Back to the two articles…
In “Qualcomm plays favorites with Nokia,” writer Scott Moritz flatly states that Qualcomm gave Nokia “a steep discount on royalties that other phone makers won’t get.” I don’t know how Moritz can know this, but I do know why he thinks he can say it. Like many technology licensers, Qualcomm does not disclose the full terms of its agreements.
Moritz bases his assertion on a response to a question during the firm’s recent earnings call by Qualcomm President Steve Altman. Altman said Qualcomm would not automatically extend the same rate to other licensees. But he quickly added that he would look favorably on deals incorporating a similar package of terms and conditions.
Perhaps Moritz is unaware that fair, reasonable, and non-discriminatory (FRAND) licensing does not require uniform royalty rates. Or perhaps he doesn’t understand that licensers may offer discounts in return for other forms of value, such as longer duration agreements. However, I suspect Moritz was simply so determined to find a negative angle that he was willing to create one.
It is possible that Qualcomm made the final accommodation as suggested in Jennifer Schenker’s article, “Why Qualcomm folded to Nokia.” However, it’s clear that Nokia also made major concessions and this complex deal must have been in the works for some time. If Qualcomm “folded,” why did Nokia agree to pay royalties until 2023, acknowledge that Qualcomm possesses essential intellectual property (IP) for 4G, grant Qualcomm free use of related Nokia patents, and even transfer ownership of certain Nokia patents to Qualcomm? Based on that evidence, it would be just as easy to conclude that Nokia folded.
Neither Moritz nor Schenker is willing to accept the deal at face value. It is simply inconceivable to them that two big companies could reach an equitable and mutually beneficial agreement on their own. But there is reason to believe that is exactly what happened. Qualcomm and Nokia occupy different positions in the value chain, so they have different strategic goals. As the dispute dragged on, it became clear they were suffering vis-à-vis their respective competitors. To wit, Qualcomm needs the largest handset maker as one of its customers, and Nokia needs the leading 3G chipset maker as one of its suppliers.
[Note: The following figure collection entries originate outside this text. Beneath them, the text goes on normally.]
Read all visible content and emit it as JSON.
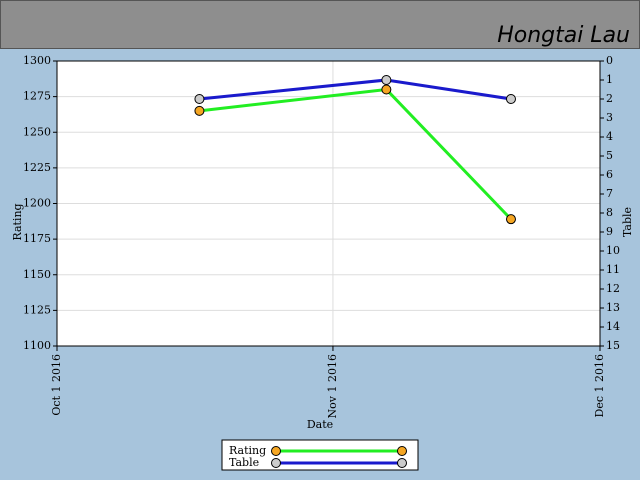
{
  "header": {
    "title": "Hongtai Lau"
  },
  "chart_data": {
    "type": "line",
    "xlabel": "Date",
    "ylabel": "Rating",
    "y2label": "Table",
    "x": [
      "2016-10-17",
      "2016-11-07",
      "2016-11-21"
    ],
    "xlim": [
      "2016-10-01",
      "2016-12-01"
    ],
    "xticks": [
      {
        "value": "2016-10-01",
        "label": "Oct 1 2016"
      },
      {
        "value": "2016-11-01",
        "label": "Nov 1 2016"
      },
      {
        "value": "2016-12-01",
        "label": "Dec 1 2016"
      }
    ],
    "ylim": [
      1100,
      1300
    ],
    "yticks": [
      1100,
      1125,
      1150,
      1175,
      1200,
      1225,
      1250,
      1275,
      1300
    ],
    "y2lim": [
      15,
      0
    ],
    "y2ticks": [
      0,
      1,
      2,
      3,
      4,
      5,
      6,
      7,
      8,
      9,
      10,
      11,
      12,
      13,
      14,
      15
    ],
    "grid": true,
    "series": [
      {
        "name": "Rating",
        "color": "#22ee22",
        "marker_color": "#f5a623",
        "values": [
          1265,
          1280,
          1189
        ]
      },
      {
        "name": "Table",
        "color": "#1a1acc",
        "marker_color": "#cccccc",
        "axis": "y2",
        "values": [
          2,
          1,
          2
        ]
      }
    ]
  }
}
I understand that business journalists feel they must maintain a critical posture. But it is one thing to challenge specific business strategies and tactics, and another to constantly insinuate that businesses are lying or cheating. Qualcomm and Nokia are responsible for many praiseworthy innovations, and the stories behind the two companies are quite inspiring. Unfortunately, business journalists are more interested in attributing bad motives to them than celebrating their achievements.